Philadelphia groups among 12 awarded grants for Arab American programming
Press release (Aug. 15, 2011) — About two years ago, an elderly Iraqi mother and her 45-year-old daughter fled their country and became refugees in Philadelphia. They had nothing. They couldn’t afford rent, so they stayed in a church for a few months.
In time, they applied and obtained permanent residency, found part-time work and affordable housing in a friendly and safe neighborhood. They were able to do all of this thanks to assistance and guidance from the Arab American Community Development Corporation in Philadelphia.
Two Arab American organizations, AACDC and Al-Bustan Seeds of Culture, will be able to continue their work thanks in part to grants they received from the Center for Arab American Philanthropy (CAAP) in Dearborn, Mich.
CAAP today announced its third round of grant making, which includes AACDC and Al-Bustan Seeds of Culture among 12 grassroots organizations throughout the country to receive a total of $53,000. CAAP has awarded nearly $180,000 since it began making grants in 2009.
The only national Arab American philanthropic support organization in the United States, CAAP builds on the tradition of Arab American giving by working with donors to invest their charitable dollars in organizations and programs making the greatest impact.
“Through general grant-making and donor-advised funds, CAAP empowers individuals to fulfill their philanthropic goals within and beyond the Arab American community,” said Maha Freij, deputy executive director and CFO of ACCESS, CAAP’s parent organization. “By giving through CAAP, donors are leaving a legacy of Arab American philanthropy for the future.”
ACCESS, a nonprofit based in Dearborn, Mich., established CAAP in 2005 as a way to strengthen the impact of Arab American philanthropy and leverage individual giving locally and nationally in the aftermath of 9/11.
CAAP’s current round of funding provides grantees with general operating support, which is vital to help small organizations get off the ground and remain solvent, Freij noted.

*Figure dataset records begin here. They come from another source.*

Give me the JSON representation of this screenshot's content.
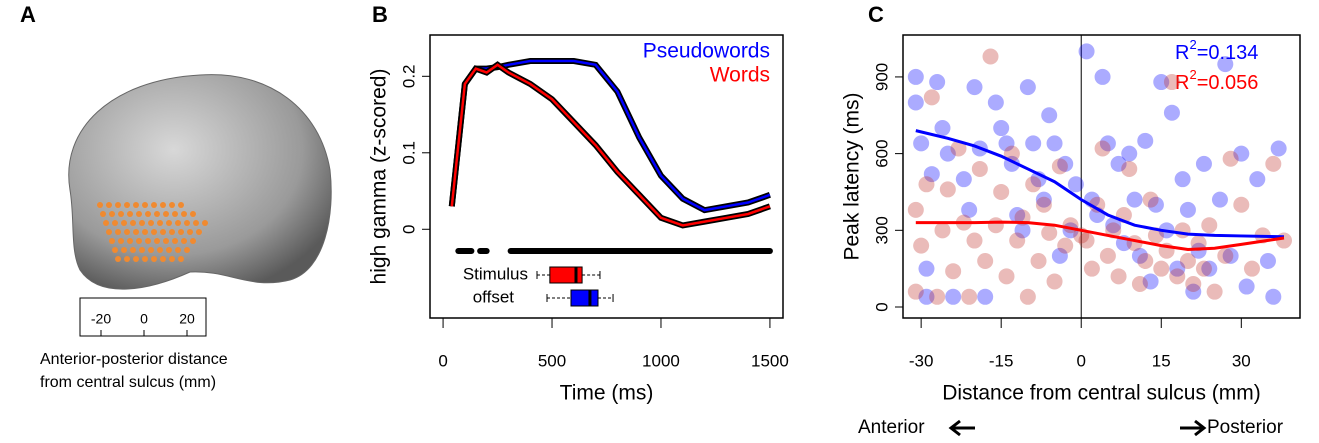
{
  "panel_a": {
    "label": "A",
    "scale_ticks": [
      -20,
      0,
      20
    ],
    "caption": [
      "Anterior-posterior distance",
      "from central sulcus (mm)"
    ]
  },
  "chart_data": [
    {
      "type": "line",
      "panel": "B",
      "xlabel": "Time (ms)",
      "ylabel": "high gamma (z-scored)",
      "xlim": [
        -60,
        1560
      ],
      "ylim": [
        -0.116,
        0.254
      ],
      "xticks": [
        0,
        500,
        1000,
        1500
      ],
      "yticks": [
        0,
        0.1,
        0.2
      ],
      "x": [
        40,
        100,
        150,
        200,
        250,
        300,
        400,
        500,
        600,
        700,
        800,
        900,
        1000,
        1100,
        1200,
        1300,
        1400,
        1500
      ],
      "series": [
        {
          "name": "Pseudowords",
          "color": "#0000ff",
          "values": [
            0.03,
            0.19,
            0.21,
            0.21,
            0.212,
            0.215,
            0.22,
            0.22,
            0.22,
            0.215,
            0.18,
            0.12,
            0.07,
            0.04,
            0.025,
            0.03,
            0.035,
            0.045
          ]
        },
        {
          "name": "Words",
          "color": "#ff0000",
          "values": [
            0.03,
            0.19,
            0.21,
            0.205,
            0.215,
            0.205,
            0.19,
            0.17,
            0.14,
            0.11,
            0.075,
            0.045,
            0.015,
            0.005,
            0.01,
            0.015,
            0.02,
            0.03
          ]
        }
      ],
      "significance_intervals": [
        [
          70,
          130
        ],
        [
          170,
          200
        ],
        [
          310,
          1500
        ]
      ],
      "boxplot_label": [
        "Stimulus",
        "offset"
      ],
      "boxplots": [
        {
          "color": "#ff0000",
          "whisker_low": 431,
          "q1": 490,
          "median": 610,
          "q3": 638,
          "whisker_high": 720
        },
        {
          "color": "#0000ff",
          "whisker_low": 477,
          "q1": 587,
          "median": 674,
          "q3": 711,
          "whisker_high": 780
        }
      ]
    },
    {
      "type": "scatter",
      "panel": "C",
      "xlabel": "Distance from central sulcus (mm)",
      "ylabel": "Peak latency (ms)",
      "xlim": [
        -33.4,
        41
      ],
      "ylim": [
        -43,
        1064
      ],
      "xticks": [
        -30,
        -15,
        0,
        15,
        30
      ],
      "yticks": [
        0,
        300,
        600,
        900
      ],
      "direction_labels": [
        "Anterior",
        "Posterior"
      ],
      "r2": [
        {
          "base": "R",
          "sup": "2",
          "rest": "=0.134",
          "color": "#0000ff"
        },
        {
          "base": "R",
          "sup": "2",
          "rest": "=0.056",
          "color": "#ff0000"
        }
      ],
      "series": [
        {
          "color": "#0000ff",
          "x": [
            -31,
            -31,
            -30,
            -29,
            -29,
            -28,
            -27,
            -26,
            -25,
            -24,
            -22,
            -21,
            -20,
            -19,
            -18,
            -16,
            -15,
            -14,
            -13,
            -12,
            -11,
            -10,
            -9,
            -8,
            -7,
            -6,
            -5,
            -4,
            -3,
            -2,
            -1,
            1,
            2,
            3,
            4,
            5,
            6,
            7,
            8,
            9,
            10,
            11,
            12,
            13,
            14,
            15,
            16,
            17,
            18,
            19,
            20,
            21,
            22,
            23,
            24,
            26,
            27,
            28,
            30,
            31,
            33,
            35,
            36,
            37
          ],
          "values": [
            900,
            800,
            640,
            150,
            40,
            520,
            880,
            700,
            600,
            40,
            500,
            380,
            860,
            620,
            40,
            800,
            700,
            640,
            560,
            360,
            300,
            860,
            640,
            500,
            420,
            750,
            640,
            200,
            560,
            300,
            480,
            1000,
            420,
            360,
            900,
            640,
            320,
            560,
            250,
            600,
            420,
            200,
            650,
            100,
            400,
            880,
            300,
            760,
            150,
            500,
            380,
            60,
            220,
            560,
            150,
            420,
            950,
            200,
            600,
            80,
            500,
            180,
            40,
            620
          ]
        },
        {
          "color": "#c0302a",
          "x": [
            -31,
            -31,
            -30,
            -29,
            -28,
            -27,
            -26,
            -25,
            -24,
            -23,
            -22,
            -21,
            -20,
            -19,
            -18,
            -17,
            -16,
            -15,
            -14,
            -13,
            -12,
            -11,
            -10,
            -9,
            -8,
            -7,
            -6,
            -5,
            -4,
            -3,
            -2,
            0,
            1,
            2,
            3,
            4,
            5,
            6,
            7,
            8,
            9,
            10,
            11,
            12,
            13,
            14,
            15,
            16,
            17,
            18,
            19,
            20,
            21,
            22,
            23,
            24,
            25,
            27,
            28,
            30,
            32,
            34,
            36,
            38
          ],
          "values": [
            380,
            60,
            240,
            480,
            820,
            40,
            300,
            460,
            140,
            620,
            330,
            40,
            260,
            540,
            180,
            980,
            320,
            450,
            120,
            600,
            260,
            350,
            40,
            480,
            180,
            400,
            290,
            100,
            550,
            240,
            320,
            280,
            260,
            150,
            400,
            620,
            200,
            300,
            120,
            360,
            540,
            250,
            90,
            180,
            420,
            280,
            150,
            220,
            880,
            120,
            300,
            180,
            90,
            250,
            150,
            320,
            60,
            200,
            580,
            400,
            150,
            280,
            560,
            260
          ]
        }
      ],
      "fits": [
        {
          "color": "#0000ff",
          "x": [
            -31,
            -25,
            -20,
            -15,
            -10,
            -5,
            0,
            5,
            10,
            15,
            20,
            25,
            30,
            38
          ],
          "values": [
            690,
            660,
            630,
            590,
            540,
            490,
            420,
            360,
            320,
            300,
            285,
            280,
            278,
            275
          ]
        },
        {
          "color": "#ff0000",
          "x": [
            -31,
            -25,
            -20,
            -15,
            -10,
            -5,
            0,
            5,
            10,
            15,
            20,
            25,
            30,
            38
          ],
          "values": [
            330,
            330,
            330,
            332,
            330,
            320,
            300,
            280,
            260,
            240,
            225,
            230,
            245,
            270
          ]
        }
      ]
    }
  ]
}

This year’s grantees work primarily in three areas: arts and culture, social services and education.
AACDC offers English classes, a food pantry and educational workshops, among other services. Founded in 1997, it is the only Arab American social services organization in Philadelphia serving Arab Americans and refugees. And the need is great.
The food pantry, for instance, wasn’t very busy a few years ago, said Zeina El-Halabi, AACDC associate director. Today, workers can’t keep enough food on the shelves.

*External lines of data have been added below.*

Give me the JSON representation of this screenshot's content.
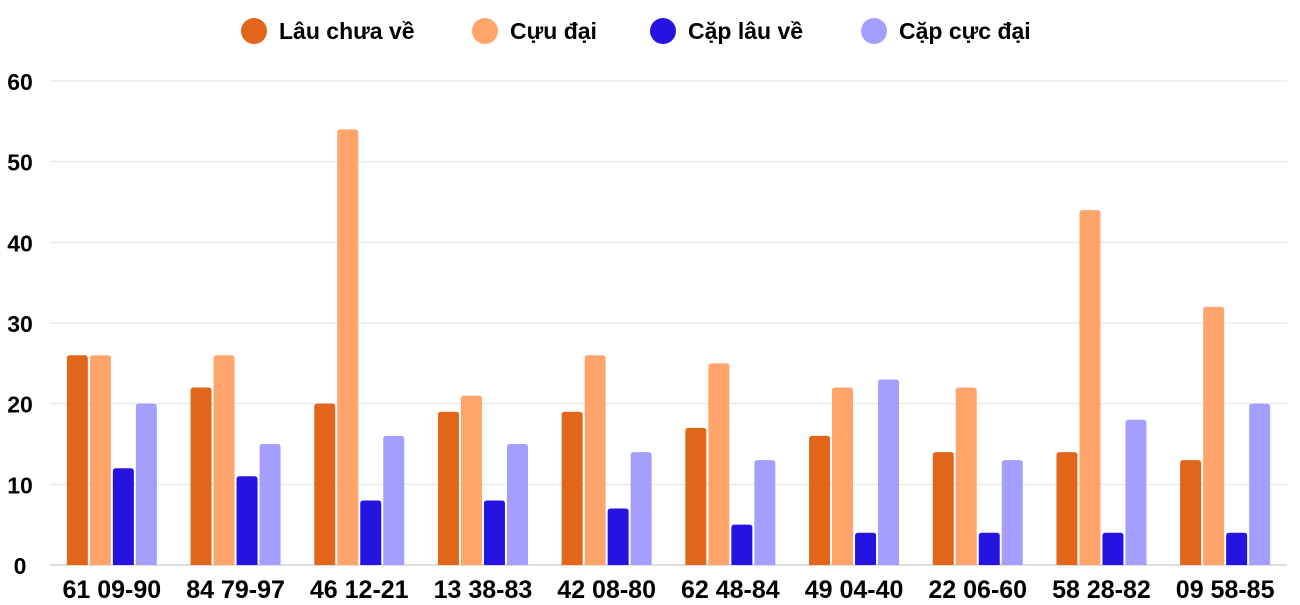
{
  "chart_data": {
    "type": "bar",
    "title": "",
    "xlabel": "",
    "ylabel": "",
    "ylim": [
      0,
      60
    ],
    "yticks": [
      0,
      10,
      20,
      30,
      40,
      50,
      60
    ],
    "grid": true,
    "legend_position": "top-center",
    "categories": [
      "61 09-90",
      "84 79-97",
      "46 12-21",
      "13 38-83",
      "42 08-80",
      "62 48-84",
      "49 04-40",
      "22 06-60",
      "58 28-82",
      "09 58-85"
    ],
    "series": [
      {
        "name": "Lâu chưa về",
        "color": "#E2661A",
        "values": [
          26,
          22,
          20,
          19,
          19,
          17,
          16,
          14,
          14,
          13
        ]
      },
      {
        "name": "Cựu đại",
        "color": "#FFA56B",
        "values": [
          26,
          26,
          54,
          21,
          26,
          25,
          22,
          22,
          44,
          32
        ]
      },
      {
        "name": "Cặp lâu về",
        "color": "#2513E2",
        "values": [
          12,
          11,
          8,
          8,
          7,
          5,
          4,
          4,
          4,
          4
        ]
      },
      {
        "name": "Cặp cực đại",
        "color": "#A49EFF",
        "values": [
          20,
          15,
          16,
          15,
          14,
          13,
          23,
          13,
          18,
          20
        ]
      }
    ]
  }
}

AACDC annually serves between 3,000-5,000 people in all of its programs, El Halabi said. “I think we’re making a really big difference.”
Al-Bustan Seeds of Culture was started in 2002 to promote Arabic language, arts and culture through the arts. It began with a summer camp for 1st- through 5th-graders. Today, Al-Bustan has programs in public schools for students of all ages, a music concert series, and visual and literary art programs. The organization has even developed a curriculum for teachers to use in their classrooms.
“We serve the Arab and non-Arab community,” said Hazami Sayed, executive director. “We constantly strive to serve the non-Arabs through cross-cultural activities. It’s important, and I feel we’ve been able to portray an enriching Arab perspective on the arts.”
Through public school programs, Hazami noted, the organization is helping Arab children understand themselves and their own heritage. Al-Bustan reaches between 500-600 children, teens and adults through its programming.
“The CAAP grant supports our educational programs,” Sayed said. “Because of this economic climate, every bit counts. Resources are tight all around; any support we get we are so grateful for.”